窓の隙間からライフルで容赦無く残りの二人を射殺。

たん!たん!

するりと中に入り玄関から戻った男も射殺。

たん!

ぎぃいとトイレから出てきた男もそのまま黙らせる。

たん!

弾丸は全て建物の壁も貫通して外が見える穴を開けた。

ノック開始から20秒程度、弾丸4発で制圧完了だった。

「ヴェスタ!!」

ライフルを放り投げ、ケーブルが巻き取るのに任せてヴェスタに抱きつく。

「あん‥‥よごれちゃうよ?ジュノ。平気よ、どこも怪我していないわ」

ヴェスタの冷静な声におどろくジュノ。

「ええと、さすがに恥ずかしいからみないでほしい‥‥」

そう言ってヴェスタは身体の汚れをシーツで拭きだす。

半分は返り血だった。

「ごめん‥‥外にいるね」

ヴェスタは無表情に言葉続けた。

手は止めないで、髪の毛も拭いていた。

「うん。ジュノ‥‥心配かけてごめんなさい」

「‥‥ううん。

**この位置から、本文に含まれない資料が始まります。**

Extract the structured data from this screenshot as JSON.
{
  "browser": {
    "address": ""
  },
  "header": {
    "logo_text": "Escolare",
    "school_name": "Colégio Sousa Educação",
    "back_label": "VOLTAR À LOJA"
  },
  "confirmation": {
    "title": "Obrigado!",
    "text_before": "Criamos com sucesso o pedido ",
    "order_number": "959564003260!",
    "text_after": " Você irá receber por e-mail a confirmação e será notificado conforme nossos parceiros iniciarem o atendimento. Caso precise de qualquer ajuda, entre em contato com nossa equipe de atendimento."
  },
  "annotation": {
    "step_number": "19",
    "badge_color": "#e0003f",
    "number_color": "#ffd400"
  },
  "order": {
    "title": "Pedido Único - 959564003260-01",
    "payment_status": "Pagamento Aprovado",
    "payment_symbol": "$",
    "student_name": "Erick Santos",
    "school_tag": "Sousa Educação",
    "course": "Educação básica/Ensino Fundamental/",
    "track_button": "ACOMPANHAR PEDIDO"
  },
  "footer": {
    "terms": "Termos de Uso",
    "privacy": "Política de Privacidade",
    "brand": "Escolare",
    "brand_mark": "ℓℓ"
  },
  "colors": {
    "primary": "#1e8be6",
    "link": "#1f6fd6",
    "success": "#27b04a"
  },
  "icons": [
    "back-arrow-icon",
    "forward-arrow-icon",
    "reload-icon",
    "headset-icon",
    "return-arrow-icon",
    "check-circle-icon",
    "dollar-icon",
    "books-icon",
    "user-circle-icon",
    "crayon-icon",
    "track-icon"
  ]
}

無事ならいいの」

それだけ告げて、ジュノは玄関から逃げるように外に出た。


外にでたジュノはドアを閉めて、やっと涙をながした。

「ぅああぁあん‥‥あぁああぁぁ‥‥」

ぼろぼろと沢山涙が溢れて止められなかった。

ヴェスタの代わりに泣かなくてはと、必死で泣くのだった。

何一つ洗い流してくれない苦しいだけの涙だった。




山小屋から離れて最初に休んだ台地まで来た。

ヴェスタはいつも通りにも見える無表情な硬い顔だった。

話しは聞いていたので、自分とは練度が違うのだなと思うことにしたジュノ。

大き目の鍋でお湯を沸かした。

山小屋にもお風呂はなかったので、いつもより少し多いお湯を準備してヴェスタに使ってもらう。

さすがにそのままにしておくのはジュノも嫌だった。

「ありがとう‥‥きれいになったかな‥‥」

すんすんと自分の臭いを嗅ぐヴェスタに、また涙がでるジュノ。

ヴェスタには見せるまいと、背を向けて離れた。

「ふふ、お昼抜きになっちゃったね、お腹すいたな」

そういって非常食のバーを食べるヴェスタ。

ジュノは食欲がないと断った。

お茶もヴェスタが淹れてくれて、二人で飲んだ。

とても気になることもあり、ヴェスタにも相談したいのだが、ジュノはちゃんと話す自信がなく、明日にしようと思った。

アイカはアレ以来応答しなくなっていた。


「ジュノ‥‥今夜は見張りを立てましょう?テントで先に寝ていいよ」

暗くなってからヴェスタの声がかかり、ジュノは少しあいだを開けて答えた。

「わかった‥‥」

それだけを告げテントに潜り、寝なければと繰り返し思考して時間を過ごした。

そろそろ交替だよとヴェスタに言われて、やっとその思考を止めることが出来た。

しばらくしてヴェスタの寝息が聞こえてきて、またジュノはしくしくと泣き続けた。

何のために泣いているのかも、もうわからないままに。